Lislehurst in winter with lights on
Friday, January 20, 2017 - 4:47pm
Christine Raposo

Tucked away at the end of Principal’s Road, and guarded by stone pillars and private property signs, stands an important marker of UTM’s – and Canada’s – heritage. Lislehurst, the home of UTM principals, is a three-storey, eight-bedroom, five-bathroom, over-12,000-square-foot, Tudor-style house.

Designated as a historic property, it was built by the Schreiber family in 1885. The Schreibers emigrated from England and settled in Toronto while Lislehurst was being built at the north end of what is now the UTM campus. The family also built three other dwellings: Iverholme, which burned down in 1913; Mount Woodham, later torn down so its building materials could be added to Lislehurst; and the Artist’s Cottage, which is still standing and currently used as the Forensic Crime Scene House.

The most notable member of the Schreiber family is Charlotte Mount Brock Schreiber. Considered one of Canada’s most influential artists, she was the only female council member of the Ontario School of Art and Design (now OCAD University), a member of the Royal Canadian Academy and a founder of the Women’s Art Association of Canada. Her original artwork is on display in the National Gallery of Canada and hangs on the walls of Lislehurst.  

In 1930, the Schreibers sold their extensive property to Reginald Watkins, a successful Hamilton businessman, who renovated Lislehurst and made it into the beautiful estate it is today. Watkins resided in the house until U of T purchased the property in 1963.

Nearly every principal has elected to live in the stately, elegant home. Inside, the ceilings are adorned with intricately carved wood beams imported from Britain, the original leaded stained-glass windows light the main floor and nearly every room has its own fireplace.

Professor Angela Lange, UTM’s vice-dean of faculty, lived in the house for eight years with her partner, former vice-president and principal Ian Orchard. “Living at Lislehurst has its perks like the beauty of the house and grounds, spacious rooms, the deer and the convenient commute to work.” Her favourite memory is the stunning Christmas tree that staff would erect every year for UTM’s holiday parties.

However, there is a “down side”, she notes, to living in the historic home – a lack of privacy. “You can’t live at Lislehurst if you’re a private person.” Although the house is a private residence, it backs onto a public trail along the Credit River. “Once,” Lange laughs, “we were having Thanksgiving dinner at the house when a man wandered right in, thinking it was a public museum.” Other times, she saw people press their faces against the windows to peek inside, hikers walk around the backyard and wedding parties take pictures on the front steps.

The house not only serves as a home for principals but also as an event space for faculty, staff, student, alumni and community group receptions.

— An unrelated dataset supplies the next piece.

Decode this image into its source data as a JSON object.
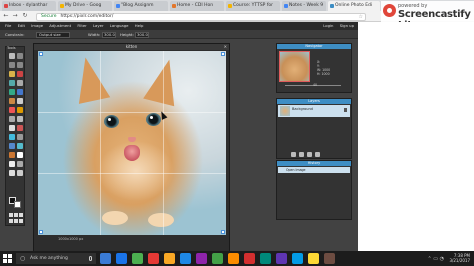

Lange particularly enjoyed having students visit because they were so fascinated with the house. In fact, the second principal of Erindale College, Professor J. Tuzo Wilson, often hosted tea parties for students in the home.

Currently, Lislehurst sits empty while UTM searches for its next vice-president and principal. But Lange hopes the new appointee will opt to move in – it is a house, after all, meant to be enjoyed by everyone.